Study 6: The aim of this study was to optimize an interactive learning method (peer instruction) used in higher education, by applying the KASSIS solution. Students answered a series of questions twice, once before and once after peer discussion. We examined the effects of guidance from the teacher in the form of graphic quizzes (instead of multiple-choice questions) and collective feedback delivered to the whole class in a novel heatmap format (instead of bar charts). The students attended a course on using the open-source Behavioral Observation Research Interactive Software (BORIS) for coding behavioral observations of team members. After two training sessions, a two-hour evaluation session was held to reinforce the students’ knowledge of the software. This session was based on peer instruction, and consisted of a series of graphic quizzes featuring screenshots of the software interface. They had to answer the quizzes, presented one by one on the tablets, using the stylus to circle or highlight the correct answer. In the experimental condition, and after the first answer to a question had been given, the teacher told the students that the answer indicated by the heatmap would not necessarily be the correct one. This information was not given to students in the control condition (see figure below).
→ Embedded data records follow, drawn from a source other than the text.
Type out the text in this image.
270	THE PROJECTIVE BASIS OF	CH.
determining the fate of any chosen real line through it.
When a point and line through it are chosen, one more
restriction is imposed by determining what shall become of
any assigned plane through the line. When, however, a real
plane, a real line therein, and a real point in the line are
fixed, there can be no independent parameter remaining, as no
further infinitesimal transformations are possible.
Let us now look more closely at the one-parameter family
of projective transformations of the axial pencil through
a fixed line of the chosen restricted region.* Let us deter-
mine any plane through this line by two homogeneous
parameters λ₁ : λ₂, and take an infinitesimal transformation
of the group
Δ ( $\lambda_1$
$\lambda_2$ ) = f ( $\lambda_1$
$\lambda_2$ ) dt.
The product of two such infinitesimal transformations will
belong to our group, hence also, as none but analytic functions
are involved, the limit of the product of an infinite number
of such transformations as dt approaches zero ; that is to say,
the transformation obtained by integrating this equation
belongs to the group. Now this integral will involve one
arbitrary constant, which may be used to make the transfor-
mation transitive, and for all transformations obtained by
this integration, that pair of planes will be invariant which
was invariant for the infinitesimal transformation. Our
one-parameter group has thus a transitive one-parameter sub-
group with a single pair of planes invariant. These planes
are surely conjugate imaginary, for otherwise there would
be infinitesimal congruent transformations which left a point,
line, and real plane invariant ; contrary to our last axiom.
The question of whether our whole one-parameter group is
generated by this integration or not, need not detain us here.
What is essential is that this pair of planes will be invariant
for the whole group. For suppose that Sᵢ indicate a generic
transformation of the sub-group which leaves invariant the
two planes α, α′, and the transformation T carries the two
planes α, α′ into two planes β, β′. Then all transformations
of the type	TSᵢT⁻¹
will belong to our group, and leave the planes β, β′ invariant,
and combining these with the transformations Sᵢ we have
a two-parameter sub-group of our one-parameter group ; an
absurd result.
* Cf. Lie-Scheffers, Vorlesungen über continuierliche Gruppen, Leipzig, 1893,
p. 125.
Results showed that the guided students were less likely than the nonguided students to change their answers to conform to the majority view, especially when it was incorrect. They failed to reveal a significant difference between groups on overall learning gain. However, a further analysis of the learning gain when both members of a dyad gave the same answer after discussion revealed that the learning gain of students who were guided by the teacher was 35%, compared with 25% for those who were not guided. These results suggest that the way the teacher guides students in their use of a heatmap may have a crucial impact on the quality of learning in peer instruction, preventing them from simply conforming to the majority view. As recommended by the reviewers of a submitted paper, an extension of this study is planned, featuring the addition of a control condition where no collective feedback is delivered by the teacher after students have given their first answer to a question.

Study 8: To verify the benefits of interactive teaching, we compared a lecture where KASSIS was used to administer graphic quizzes on tablet with a stylus and the same lecture delivered in a traditional way with the same paper-and-pencil graphic quizzes administered on PowerPoint slides. Social psychology undergraduates were randomly divided into two groups: an experimental group (n = 172, 5 classes; interactive teaching), and a control group (n = 213, 6 classes; traditional teaching). For 2 hours, students attended a lecture on the principles of sociometry and methods for measuring social relationships, drawing sociograms and interpreting them, before responding to a series of graphic quizzes. Collective feedback was only given in the interactive teaching group (see figure below).

Illustration of heatmaps of thumbnails using in the sociometry course

Academic performance (score on end-of-semester sociometry exam ranging from 0 to 2) and self-reported satisfaction (questionnaire items rated on 7-point Likert scale) were the main measures of this study. Results of initial analyses revealed no difference between interactive and traditional teaching on academic performance. By contrast, students provided higher ratings after the interactive teaching than after the traditional teaching on overall satisfaction, engagement and interest in the lecture, and understanding and mastery of concepts. By contrast, no difference was found on the relevance of the course content and easiness of following the lecture. Additional statistical analyses are in progress.